The Nikon Coolpix S600 is a very attractive-looking compact capable of producing pretty 10-megapixel photos. For around £190, does it have the features to back up its looks?
Design
True, it's a prettily designed camera. At 130g with small dimensions of 89 by 53 by 23mm and encased in an elegant slate-black brushed metal, it fits comfortably in a blazer or trouser pocket as well as at any social occasion.

Despite its attractiveness, the S600's operational flow just annoys us. It fails to observe all the generally accepted conventions that help speed shooting with heavily menu-based point-and-shoots. For instance, every menu selection requires a confirmation, rather than assuming that the option you were on when you backed out is your choice.

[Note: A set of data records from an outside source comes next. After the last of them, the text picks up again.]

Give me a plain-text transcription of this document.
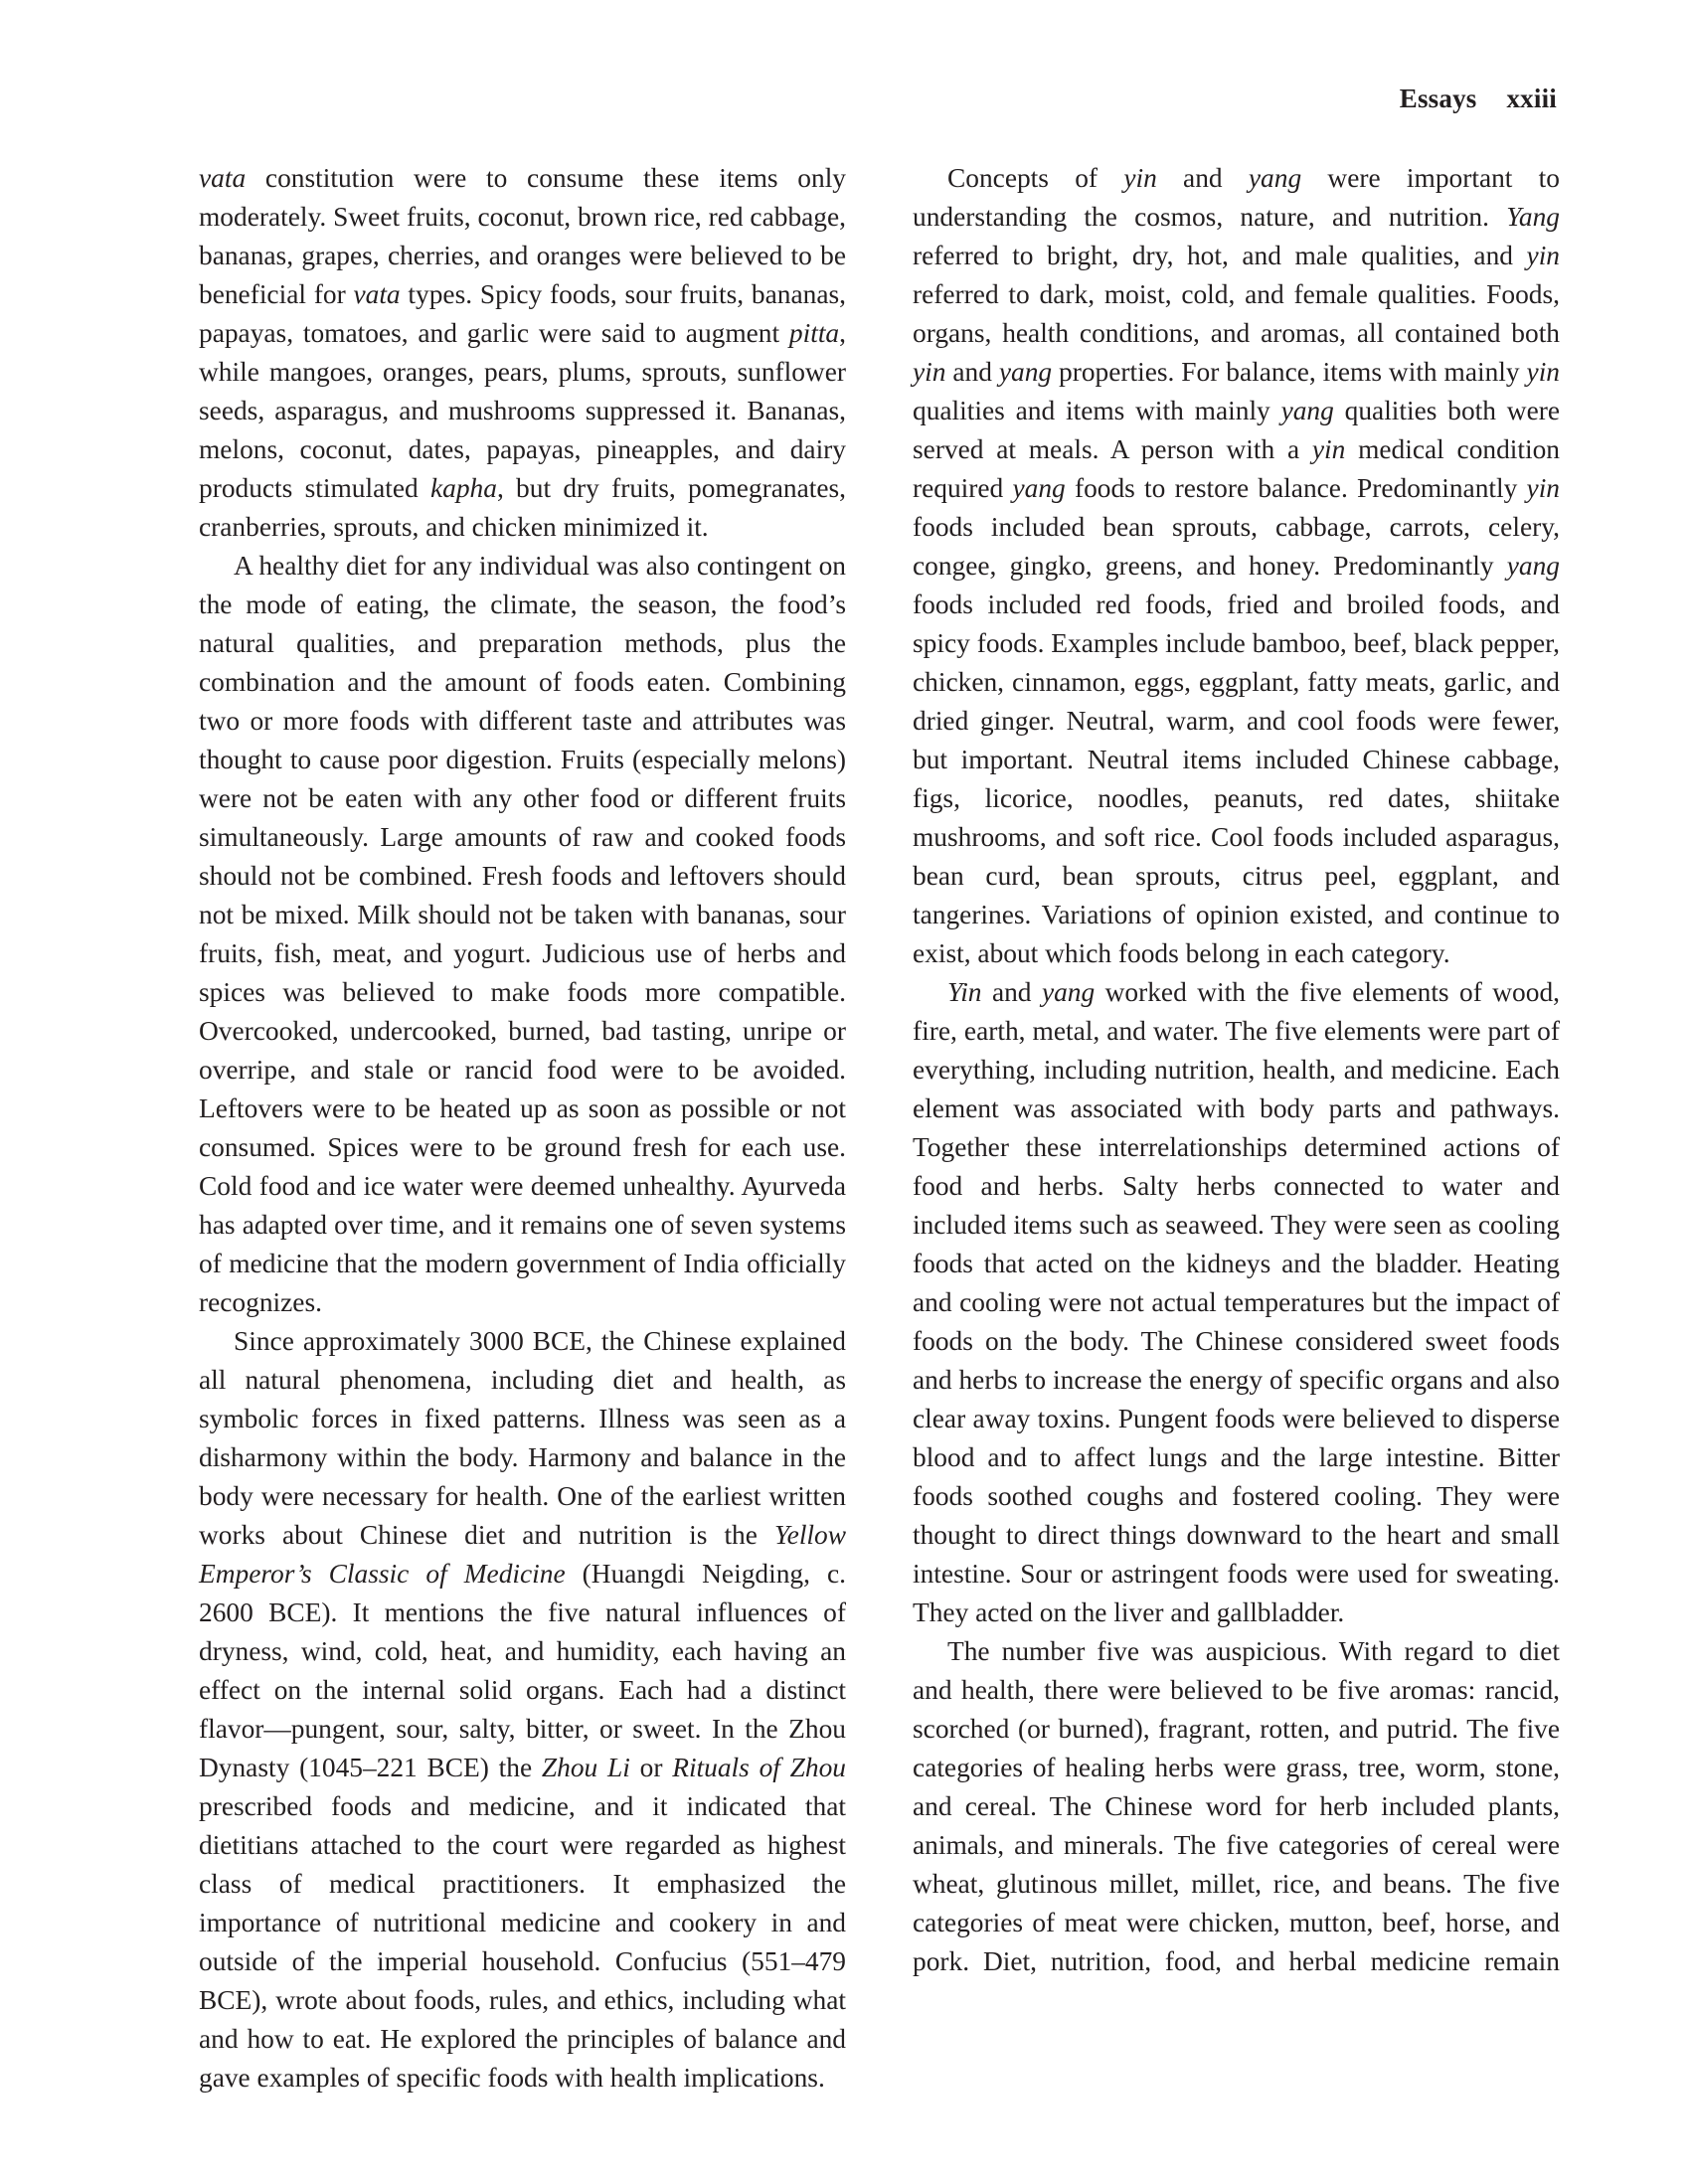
Essays xxiii

vata constitution were to consume these items only moderately. Sweet fruits, coconut, brown rice, red cabbage, bananas, grapes, cherries, and oranges were believed to be beneficial for vata types. Spicy foods, sour fruits, bananas, papayas, tomatoes, and garlic were said to augment pitta, while mangoes, oranges, pears, plums, sprouts, sunflower seeds, asparagus, and mushrooms suppressed it. Bananas, melons, coconut, dates, papayas, pineapples, and dairy products stimulated kapha, but dry fruits, pomegranates, cranberries, sprouts, and chicken minimized it.

A healthy diet for any individual was also contingent on the mode of eating, the climate, the season, the food’s natural qualities, and preparation methods, plus the combination and the amount of foods eaten. Combining two or more foods with different taste and attributes was thought to cause poor digestion. Fruits (especially melons) were not be eaten with any other food or different fruits simultaneously. Large amounts of raw and cooked foods should not be combined. Fresh foods and leftovers should not be mixed. Milk should not be taken with bananas, sour fruits, fish, meat, and yogurt. Judicious use of herbs and spices was believed to make foods more compatible. Overcooked, undercooked, burned, bad tasting, unripe or overripe, and stale or rancid food were to be avoided. Leftovers were to be heated up as soon as possible or not consumed. Spices were to be ground fresh for each use. Cold food and ice water were deemed unhealthy. Ayurveda has adapted over time, and it remains one of seven systems of medicine that the modern government of India officially recognizes.

Since approximately 3000 BCE, the Chinese explained all natural phenomena, including diet and health, as symbolic forces in fixed patterns. Illness was seen as a disharmony within the body. Harmony and balance in the body were necessary for health. One of the earliest written works about Chinese diet and nutrition is the Yellow Emperor’s Classic of Medicine (Huangdi Neigding, c. 2600 BCE). It mentions the five natural influences of dryness, wind, cold, heat, and humidity, each having an effect on the internal solid organs. Each had a distinct flavor—pungent, sour, salty, bitter, or sweet. In the Zhou Dynasty (1045–221 BCE) the Zhou Li or Rituals of Zhou prescribed foods and medicine, and it indicated that dietitians attached to the court were regarded as highest class of medical practitioners. It emphasized the importance of nutritional medicine and cookery in and outside of the imperial household. Confucius (551–479 BCE), wrote about foods, rules, and ethics, including what and how to eat. He explored the principles of balance and gave examples of specific foods with health implications.

Concepts of yin and yang were important to understanding the cosmos, nature, and nutrition. Yang referred to bright, dry, hot, and male qualities, and yin referred to dark, moist, cold, and female qualities. Foods, organs, health conditions, and aromas, all contained both yin and yang properties. For balance, items with mainly yin qualities and items with mainly yang qualities both were served at meals. A person with a yin medical condition required yang foods to restore balance. Predominantly yin foods included bean sprouts, cabbage, carrots, celery, congee, gingko, greens, and honey. Predominantly yang foods included red foods, fried and broiled foods, and spicy foods. Examples include bamboo, beef, black pepper, chicken, cinnamon, eggs, eggplant, fatty meats, garlic, and dried ginger. Neutral, warm, and cool foods were fewer, but important. Neutral items included Chinese cabbage, figs, licorice, noodles, peanuts, red dates, shiitake mushrooms, and soft rice. Cool foods included asparagus, bean curd, bean sprouts, citrus peel, eggplant, and tangerines. Variations of opinion existed, and continue to exist, about which foods belong in each category.

Yin and yang worked with the five elements of wood, fire, earth, metal, and water. The five elements were part of everything, including nutrition, health, and medicine. Each element was associated with body parts and pathways. Together these interrelationships determined actions of food and herbs. Salty herbs connected to water and included items such as seaweed. They were seen as cooling foods that acted on the kidneys and the bladder. Heating and cooling were not actual temperatures but the impact of foods on the body. The Chinese considered sweet foods and herbs to increase the energy of specific organs and also clear away toxins. Pungent foods were believed to disperse blood and to affect lungs and the large intestine. Bitter foods soothed coughs and fostered cooling. They were thought to direct things downward to the heart and small intestine. Sour or astringent foods were used for sweating. They acted on the liver and gallbladder.

The number five was auspicious. With regard to diet and health, there were believed to be five aromas: rancid, scorched (or burned), fragrant, rotten, and putrid. The five categories of healing herbs were grass, tree, worm, stone, and cereal. The Chinese word for herb included plants, animals, and minerals. The five categories of cereal were wheat, glutinous millet, millet, rice, and beans. The five categories of meat were chicken, mutton, beef, horse, and pork. Diet, nutrition, food, and herbal medicine remain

While on a typical competing snapshot camera it takes two button presses to switch from ISO 100 to ISO 200, with the S600 it takes five. Some competing cameras still require this, so only a partial demerit here.
However, to get out of the menu, virtual mode dial and playback, you've got to press the relevant button again; in contrast, almost every other camera quits those modes when you half-press the shutter button. In total, this just makes for a less pleasurable, occasionally frustrating user experience.
Only the macro, flash, self-timer and exposure compensation settings have dedicated controls -- as with most point-and-shoots, almost all shooting controls are screen- or menu-based. With a virtual mode dial, you cycle among setup, movie, audio recording, program exposure (scenes), a high-ISO auto and regular autoshooting modes. A menu button pulls up your shooting options: resolution/image quality; white balance; metering; shooting (single, continuous, best shot selector); ISO sensitivity (100-3,200), various colour options, AF area and AF mode.
Features
We suppose it doesn't matter that it takes multiple presses to access these options, since most of them are of little use. You really don't want to shoot at higher than ISO 400 with this camera, so forget the high ISO mode. We couldn't get the camera to produce different exposures with the matrix and centre-weighted metering; the missing spot-meter option usually makes a handier alternative to either one of those.
The best shot selector can be quite useful -- it shoots up to 10 photos as you hold the shutter down, then saves the sharpest of the bunch -- but it's also the sort of mode that you want to be able to toggle on and off more quickly than the camera allows.